The world tilted a degree toward solvable. He didn't let it show on his face; he did let his shoulders drop a fraction. Jesse interpreted it as "good deal" and relaxed enough to lean into the hood, pretending he wasn't counting how many zeros he could imagine.

"Yo, that went smooth," Jesse said in the car afterward, drumming his fingers on the glove box. "Like, smooth-smooth. You're like a…like a human Xanax."

"Don't get addicted," Adam said. He watched the rearview: no tails, no curiosities. He took a route that doubled back once, not because it was necessary, but because making habits that weren't predictable was a habit in itself.

Evening bent the desert into gold.
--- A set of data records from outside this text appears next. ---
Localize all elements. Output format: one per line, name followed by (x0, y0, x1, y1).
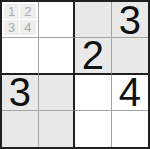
candidate-2: 2 (20, 4, 35, 19)
cell-r1c4[interactable]: 3 (112, 2, 149, 38)
cell-r3c1[interactable]: 3 (2, 75, 39, 111)
cell-r4c3[interactable] (75, 111, 112, 147)
cell-r3c3[interactable] (75, 75, 112, 111)
given-digit: 3 (9, 75, 31, 111)
cell-r2c2[interactable] (39, 38, 76, 74)
cell-r3c4[interactable]: 4 (112, 75, 149, 111)
cell-r4c4[interactable] (112, 111, 149, 147)
sudoku-board: 1 2 3 4 3 2 3 4 (0, 0, 150, 149)
candidate-grid: 1 2 3 4 (2, 2, 38, 37)
cell-r2c3[interactable]: 2 (75, 38, 112, 74)
cell-r4c2[interactable] (39, 111, 76, 147)
given-digit: 2 (82, 38, 104, 74)
given-digit: 4 (119, 75, 141, 111)
candidate-1: 1 (4, 4, 19, 19)
cell-r1c3[interactable] (75, 2, 112, 38)
cell-r1c2[interactable] (39, 2, 76, 38)
candidate-3: 3 (4, 20, 19, 35)
cell-r2c1[interactable] (2, 38, 39, 74)
candidate-4: 4 (20, 20, 35, 35)
cell-r1c1[interactable]: 1 2 3 4 (2, 2, 39, 38)
given-digit: 3 (119, 2, 141, 38)
cell-r4c1[interactable] (2, 111, 39, 147)
cell-r3c2[interactable] (39, 75, 76, 111)
cell-r2c4[interactable] (112, 38, 149, 74)
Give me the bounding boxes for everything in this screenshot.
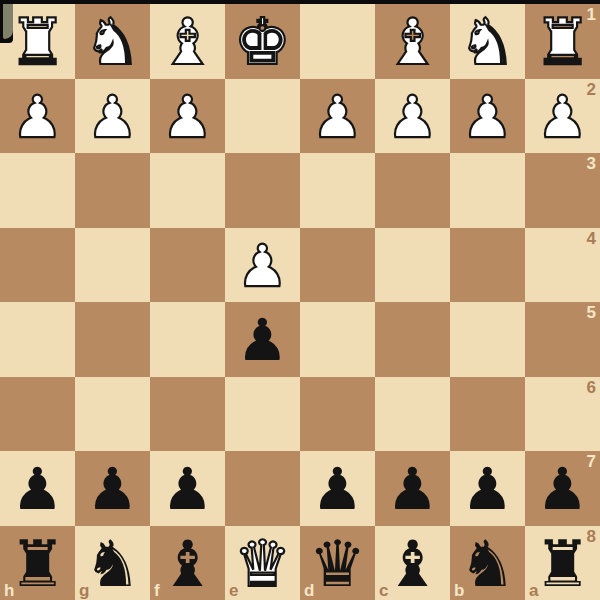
black-pawn-c7: ♟ [387, 460, 439, 518]
square-a4[interactable]: 4 [525, 228, 600, 303]
square-g1[interactable]: ♞ [75, 4, 150, 79]
square-d3[interactable] [300, 153, 375, 228]
white-pawn-a2: ♟ [537, 88, 589, 146]
white-pawn-e4: ♟ [237, 237, 289, 295]
chess-board: ♜♞♝♚♝♞♜1♟♟♟♟♟♟♟23♟4♟56♟♟♟♟♟♟♟7♜h♞g♝f♛e♛d… [0, 4, 600, 600]
file-label-f: f [154, 582, 160, 599]
square-b5[interactable] [450, 302, 525, 377]
square-g8[interactable]: ♞g [75, 526, 150, 600]
square-d5[interactable] [300, 302, 375, 377]
black-knight-g8: ♞ [84, 532, 141, 596]
square-f4[interactable] [150, 228, 225, 303]
black-pawn-e5: ♟ [237, 311, 289, 369]
black-rook-a8: ♜ [534, 532, 591, 596]
file-label-g: g [79, 582, 89, 599]
square-c4[interactable] [375, 228, 450, 303]
square-e5[interactable]: ♟ [225, 302, 300, 377]
square-c2[interactable]: ♟ [375, 79, 450, 154]
square-f2[interactable]: ♟ [150, 79, 225, 154]
square-g3[interactable] [75, 153, 150, 228]
black-bishop-c8: ♝ [384, 532, 441, 596]
square-g5[interactable] [75, 302, 150, 377]
rank-label-7: 7 [587, 453, 596, 470]
white-pawn-g2: ♟ [87, 88, 139, 146]
rank-label-3: 3 [587, 155, 596, 172]
rank-label-1: 1 [587, 6, 596, 23]
square-d8[interactable]: ♛d [300, 526, 375, 600]
square-g7[interactable]: ♟ [75, 451, 150, 526]
square-c6[interactable] [375, 377, 450, 452]
white-bishop-f1: ♝ [159, 10, 216, 74]
white-bishop-c1: ♝ [384, 10, 441, 74]
square-b1[interactable]: ♞ [450, 4, 525, 79]
square-f7[interactable]: ♟ [150, 451, 225, 526]
square-d7[interactable]: ♟ [300, 451, 375, 526]
square-h5[interactable] [0, 302, 75, 377]
top-edge-bar [0, 0, 600, 4]
white-pawn-c2: ♟ [387, 88, 439, 146]
square-h2[interactable]: ♟ [0, 79, 75, 154]
square-f8[interactable]: ♝f [150, 526, 225, 600]
square-g2[interactable]: ♟ [75, 79, 150, 154]
square-d2[interactable]: ♟ [300, 79, 375, 154]
square-f6[interactable] [150, 377, 225, 452]
rank-label-6: 6 [587, 379, 596, 396]
square-e2[interactable] [225, 79, 300, 154]
black-bishop-f8: ♝ [159, 532, 216, 596]
square-e7[interactable] [225, 451, 300, 526]
file-label-a: a [529, 582, 538, 599]
square-a1[interactable]: ♜1 [525, 4, 600, 79]
square-c3[interactable] [375, 153, 450, 228]
square-e1[interactable]: ♚ [225, 4, 300, 79]
square-d6[interactable] [300, 377, 375, 452]
square-h8[interactable]: ♜h [0, 526, 75, 600]
white-pawn-d2: ♟ [312, 88, 364, 146]
white-knight-b1: ♞ [459, 10, 516, 74]
rank-label-5: 5 [587, 304, 596, 321]
square-g6[interactable] [75, 377, 150, 452]
white-king-e1: ♚ [234, 10, 291, 74]
square-h6[interactable] [0, 377, 75, 452]
square-f1[interactable]: ♝ [150, 4, 225, 79]
square-b4[interactable] [450, 228, 525, 303]
square-c1[interactable]: ♝ [375, 4, 450, 79]
black-pawn-f7: ♟ [162, 460, 214, 518]
square-a3[interactable]: 3 [525, 153, 600, 228]
square-a5[interactable]: 5 [525, 302, 600, 377]
white-queen-e8: ♛ [234, 532, 291, 596]
square-a8[interactable]: ♜8a [525, 526, 600, 600]
square-c5[interactable] [375, 302, 450, 377]
rank-label-2: 2 [587, 81, 596, 98]
square-e6[interactable] [225, 377, 300, 452]
rank-label-8: 8 [587, 528, 596, 545]
square-b2[interactable]: ♟ [450, 79, 525, 154]
square-a7[interactable]: ♟7 [525, 451, 600, 526]
square-f5[interactable] [150, 302, 225, 377]
black-rook-h8: ♜ [9, 532, 66, 596]
file-label-c: c [379, 582, 388, 599]
square-e4[interactable]: ♟ [225, 228, 300, 303]
square-d4[interactable] [300, 228, 375, 303]
square-b6[interactable] [450, 377, 525, 452]
black-knight-b8: ♞ [459, 532, 516, 596]
black-pawn-b7: ♟ [462, 460, 514, 518]
black-pawn-g7: ♟ [87, 460, 139, 518]
square-g4[interactable] [75, 228, 150, 303]
file-label-e: e [229, 582, 238, 599]
square-e8[interactable]: ♛e [225, 526, 300, 600]
square-e3[interactable] [225, 153, 300, 228]
file-label-h: h [4, 582, 14, 599]
corner-ui-fragment-inner [3, 0, 13, 39]
white-rook-a1: ♜ [534, 10, 591, 74]
square-b3[interactable] [450, 153, 525, 228]
black-pawn-h7: ♟ [12, 460, 64, 518]
square-a6[interactable]: 6 [525, 377, 600, 452]
chess-app-screen: ♜♞♝♚♝♞♜1♟♟♟♟♟♟♟23♟4♟56♟♟♟♟♟♟♟7♜h♞g♝f♛e♛d… [0, 0, 600, 600]
square-a2[interactable]: ♟2 [525, 79, 600, 154]
square-b7[interactable]: ♟ [450, 451, 525, 526]
square-c7[interactable]: ♟ [375, 451, 450, 526]
black-queen-d8: ♛ [309, 532, 366, 596]
square-d1[interactable] [300, 4, 375, 79]
square-h7[interactable]: ♟ [0, 451, 75, 526]
white-pawn-h2: ♟ [12, 88, 64, 146]
file-label-d: d [304, 582, 314, 599]
rank-label-4: 4 [587, 230, 596, 247]
square-f3[interactable] [150, 153, 225, 228]
square-h3[interactable] [0, 153, 75, 228]
file-label-b: b [454, 582, 464, 599]
square-b8[interactable]: ♞b [450, 526, 525, 600]
white-rook-h1: ♜ [9, 10, 66, 74]
black-pawn-a7: ♟ [537, 460, 589, 518]
square-c8[interactable]: ♝c [375, 526, 450, 600]
white-knight-g1: ♞ [84, 10, 141, 74]
square-h4[interactable] [0, 228, 75, 303]
white-pawn-f2: ♟ [162, 88, 214, 146]
white-pawn-b2: ♟ [462, 88, 514, 146]
corner-ui-fragment [0, 0, 13, 43]
black-pawn-d7: ♟ [312, 460, 364, 518]
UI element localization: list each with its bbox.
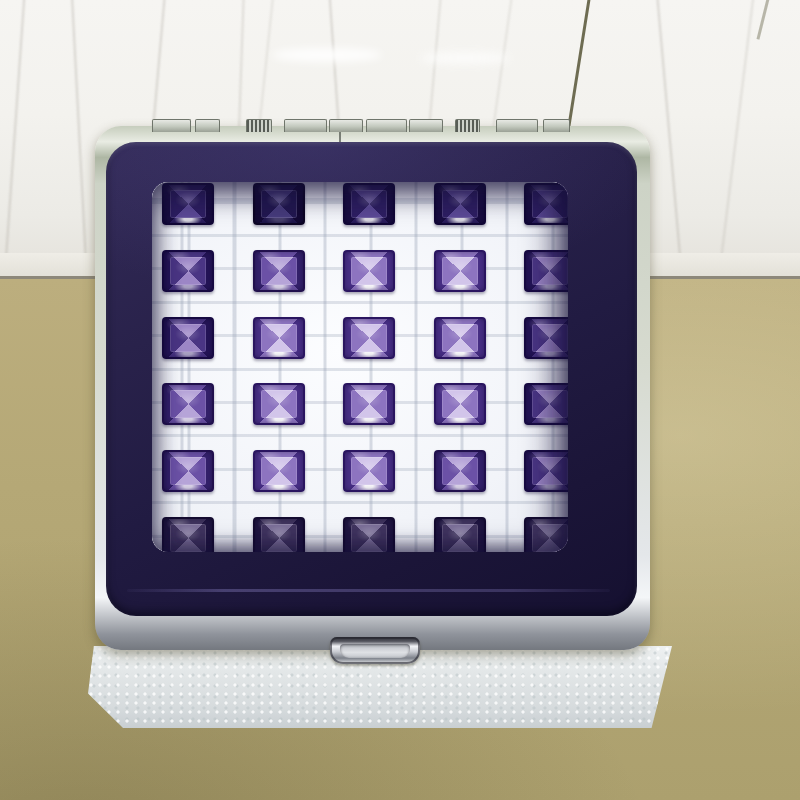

They stopped by a car wash, the one Skyler would needle into a cover someday, long hoses draped like uncoiled snakes. Adam stood with Jesse in the spray mist and let himself picture the future: an innocuous front, a clean ledger on paper hiding the dirty one in his mind. He filed the thought under "later" and went back to now.

When he dropped Jesse at the duplex, the cooking show was still shouting about how under-salted everything was. Jesse paused in the doorway and looked back. "Thanks for, like…for the rent. And the…you know." He gestured at the world.

"Show up on time," Adam said. "Don't make me come find you."

Jesse grinned. "Yes, Dad."

"Don't make me adopt you," Adam said, and Jesse laughed, the good kind, and closed the door on a night that would, for once, be quiet.

Adam sat in the car a minute longer, the engine ticking as it cooled, and scrolled his mental ledger like a rosary.

Balance: $760,000

Strength: 2x

Stamina: 1x

Durability: minor boost

There were upgrades to consider, but not yet. He wanted liquidity to maneuver with Tuco coming. He wanted Jesse calm. He wanted Walt's pride pointed like a knife at the problems Adam preferred.

He drove into the warm dark, a man who had helped a boy carry boxes and, in the same day, moved numbers that could buy a small country. He thought, not for the first time, that the distance between those two acts was his favorite kind of power.